A report by the Sonoran Institute of Tucson, Ariz., and Headwater Economics of Bozeman, Mont., concludes that the jury is still out on whether the SunZia transmission project, intended to transport renewable energy from New Mexico to Arizona and beyond, can be economically viable.
As envisioned, the SunZia project is a 530-mile, 500-kV project intended to capitalize on New Mexico’s largely untapped wind resources. The project’s planning area includes a swath of central New Mexico where more than 11,000 MW of developable wind resources has been identified.
Since the project was launched, however, market conditions have changed.
“The SunZia transmission project proposal entered the energy market at a turbulent time,” the report noted. “The Great Recession reduced overall demand for energy. At the same time, federal and state policies were seeking to stimulate renewable energy development.”
The report focused on market and policy factors that affect the proposed transmission project, including its “merchant transmission” model, the need to enhance reliability and reduce congestion on the existing grid, and the plan to move renewable energy necessary to meet states’ renewable portfolio standards (RPS).
While the report’s concern about what it called “the unclear outlook for the energy investment tax credit (ITC) and production tax credit (PTC)” has been largely abated by the renewal of those credits, it identified other market factors that have not been reduced.
“While downward cost trends within the solar and wind industry are likely to make these renewable technologies more competitive in the long term, for now natural gas prices are near historic lows,” the report noted. “As a result, natural gas is projected to capture more than half of the growth in energy generation capacity from 2011 through 2035 nationwide,” possibly reducing the attractiveness of renewable energy sources.
The SunZia project is designed as a merchant transmission line and uses a business model that is “based on demand for transmission capacity that cannot be or is not being met by incumbent utilities,” the report said. In addition to satisfying a perceived demand for capacity, project proponents note that SunZia’s additional transmission pathways would increase grid reliability and relieve congestion.
However, the report noted that investments in several major transmission and grid upgrade projects in Arizona and southern California have helped to add capacity while lessening congestion.
The report pointed to the U.S. Department of Energy’s (DOE) 2006 National Electric Transmission Congestion Study, which identified critical congestion issues in southern California as well as in and around Phoenix and Tucson, Ariz. The report also said input provided in preparation for DOE’s 2012 congestion study indicates that, from the perspective of Arizona’s utilities, there are no significant congestion issues that are not being addressed through existing and permitted transmission projects.

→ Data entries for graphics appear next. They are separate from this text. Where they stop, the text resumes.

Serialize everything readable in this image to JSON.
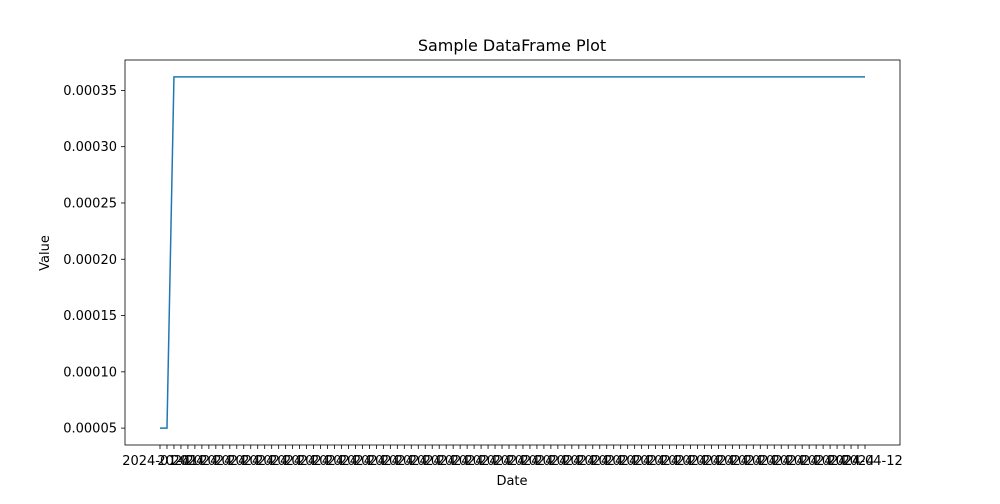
{
  "chart_data": {
    "type": "line",
    "title": "Sample DataFrame Plot",
    "xlabel": "Date",
    "ylabel": "Value",
    "x_tick_labels": [
      "2024-01-01",
      "2024-04-12"
    ],
    "y_ticks": [
      5e-05,
      0.0001,
      0.00015,
      0.0002,
      0.00025,
      0.0003,
      0.00035
    ],
    "y_tick_labels": [
      "0.00005",
      "0.00010",
      "0.00015",
      "0.00020",
      "0.00025",
      "0.00030",
      "0.00035"
    ],
    "ylim": [
      3.5e-05,
      0.000377
    ],
    "x_points_count": 102,
    "grid": false,
    "series": [
      {
        "color": "#1f77b4",
        "x_start": "2024-01-01",
        "x_end": "2024-04-12",
        "values_summary": [
          {
            "index": 0,
            "value": 5e-05
          },
          {
            "index": 1,
            "value": 5e-05
          },
          {
            "index": 2,
            "value": 0.000362
          },
          {
            "index": 101,
            "value": 0.000362
          }
        ]
      }
    ]
  }
}
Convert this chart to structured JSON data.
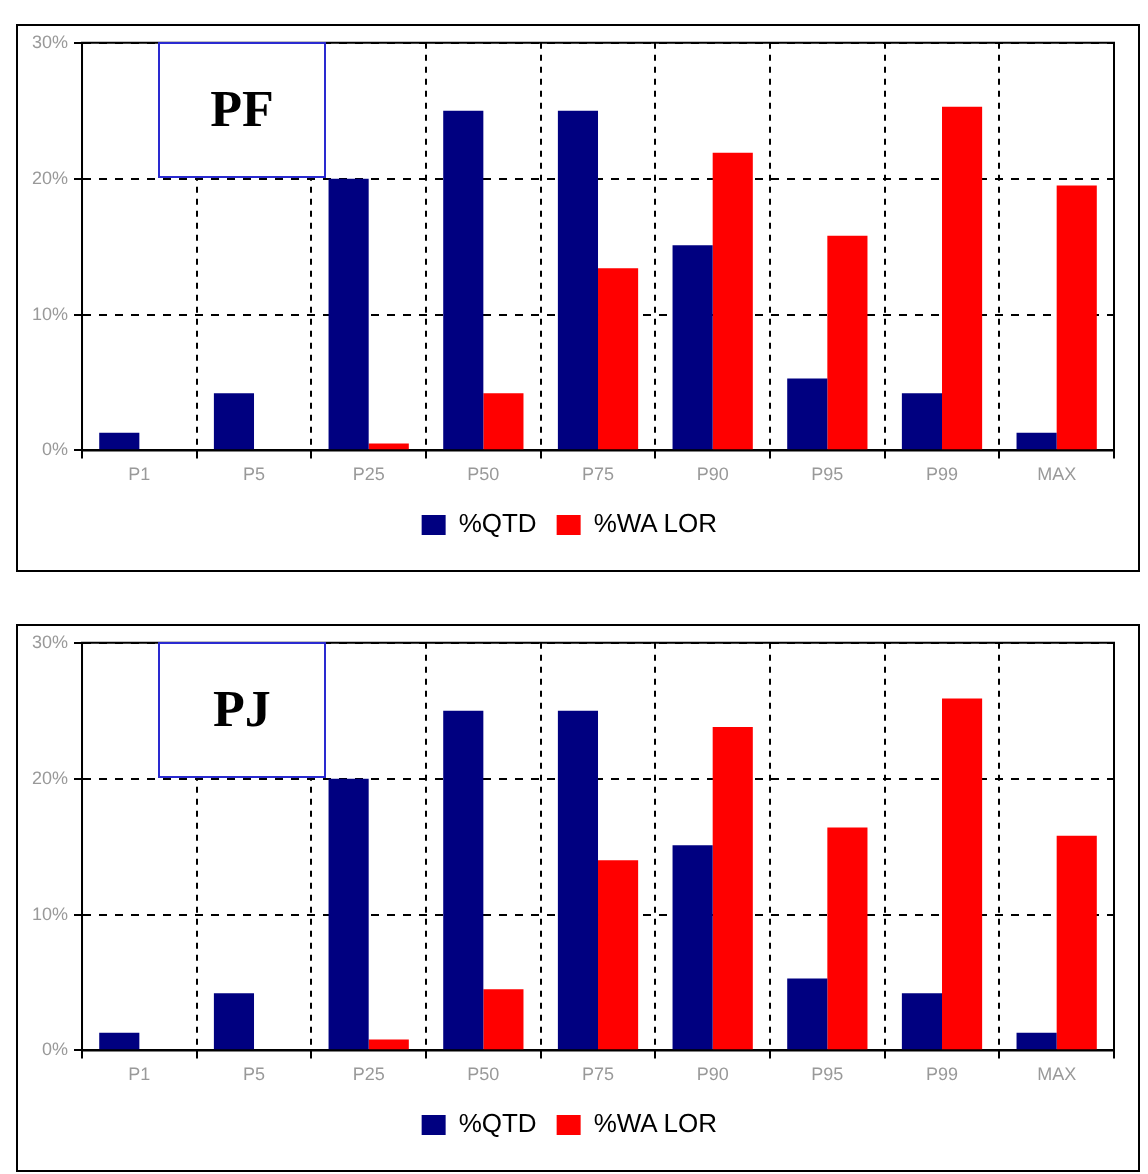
{
  "chart_data": [
    {
      "type": "bar",
      "title": "PF",
      "categories": [
        "P1",
        "P5",
        "P25",
        "P50",
        "P75",
        "P90",
        "P95",
        "P99",
        "MAX"
      ],
      "series": [
        {
          "name": "%QTD",
          "color": "#000080",
          "values": [
            1.3,
            4.2,
            20,
            25,
            25,
            15.1,
            5.3,
            4.2,
            1.3
          ]
        },
        {
          "name": "%WA LOR",
          "color": "#ff0000",
          "values": [
            0,
            0,
            0.5,
            4.2,
            13.4,
            21.9,
            15.8,
            25.3,
            19.5
          ]
        }
      ],
      "ylim": [
        0,
        30
      ],
      "yticks": [
        {
          "value": 0,
          "label": "0%"
        },
        {
          "value": 10,
          "label": "10%"
        },
        {
          "value": 20,
          "label": "20%"
        },
        {
          "value": 30,
          "label": "30%"
        }
      ],
      "grid": true,
      "legend": "bottom"
    },
    {
      "type": "bar",
      "title": "PJ",
      "categories": [
        "P1",
        "P5",
        "P25",
        "P50",
        "P75",
        "P90",
        "P95",
        "P99",
        "MAX"
      ],
      "series": [
        {
          "name": "%QTD",
          "color": "#000080",
          "values": [
            1.3,
            4.2,
            20,
            25,
            25,
            15.1,
            5.3,
            4.2,
            1.3
          ]
        },
        {
          "name": "%WA LOR",
          "color": "#ff0000",
          "values": [
            0,
            0,
            0.8,
            4.5,
            14,
            23.8,
            16.4,
            25.9,
            15.8
          ]
        }
      ],
      "ylim": [
        0,
        30
      ],
      "yticks": [
        {
          "value": 0,
          "label": "0%"
        },
        {
          "value": 10,
          "label": "10%"
        },
        {
          "value": 20,
          "label": "20%"
        },
        {
          "value": 30,
          "label": "30%"
        }
      ],
      "grid": true,
      "legend": "bottom"
    }
  ]
}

Developments including reduced congestion and increased transmission capacity elsewhere would reduce the value of the SunZia project, the report noted.
Concerns over competition
The report also discussed two other projects planned for the New Mexico-Arizona area: the Centennial West Clean Line and the Southline transmission project.
The report could not conclude whether the Centennial West project could overlap between the wind resources being targeted by the SunZia project because Clean Line has yet to identify a specific set of routes to be considered.
Southline, the report noted, seeks to address needs similar to those being addressed by SunZia. Both projects “aim to respond to increased growth in energy demands, ensure the grid’s reliability, relieve congestion, and enhance renewable and conventional energy generation.”
However, there are important differences, the report stated.
The size of the proposed new and upgraded lines for Southline would provide between 1,000 MW and 1,500 MW of additional transmission capacity, which is less than the 3,000 to 4,500 MW estimated for SunZia. Also, because Southline’s enhancements extend only slightly north of Tucson and not to end points that have access to transmission lines shipping power to California, Southline’s primary beneficiaries are likely to be Arizona utilities and their customers.
“While the proponents of all three projects see a market opportunity to offer transmission service to future renewable energy generation facilities, it is unlikely that the current market would support the simultaneous development of all three projects,” the report stated.
Politics in play
The report said the financial viability of the SunZia transmission project, as currently proposed, “is dependent on the ability of potential [generation] customers … to exploit market opportunities to export New Mexico wind resources to Arizona and California.”
Those opportunities changed in 2011 when the California legislature passed Senate Bill 2, which placed a high priority on using in-state generation to meet renewable generation demand. Beginning in 2017, 75% of the contracts for renewable energy must “deliver both energy and renewable energy credits either through direct interconnection with the California grid or by grid operation strategies that simulate direct interconnection.”
That reality, which is important to energy generators in New Mexico and Arizona that SunZia is designed to serve, gives SunZia a competitive advantage over similar projects.
“Generators utilizing the line could conceivably compete for power purchase agreements in California’s first-priority category based on deliverability under the RPS categories,” the report noted.
However, politics are constantly changing, and the reality of an “all California” approach to renewable generation may conflict with the ideals that spawned the approach, prompting lawmakers to consider reforms, the report said.
Considering the larger number of moving targets that have the potential to affect the line, the report concluded, “Whether enough factors will align to make the SunZia project viable remains to be seen.”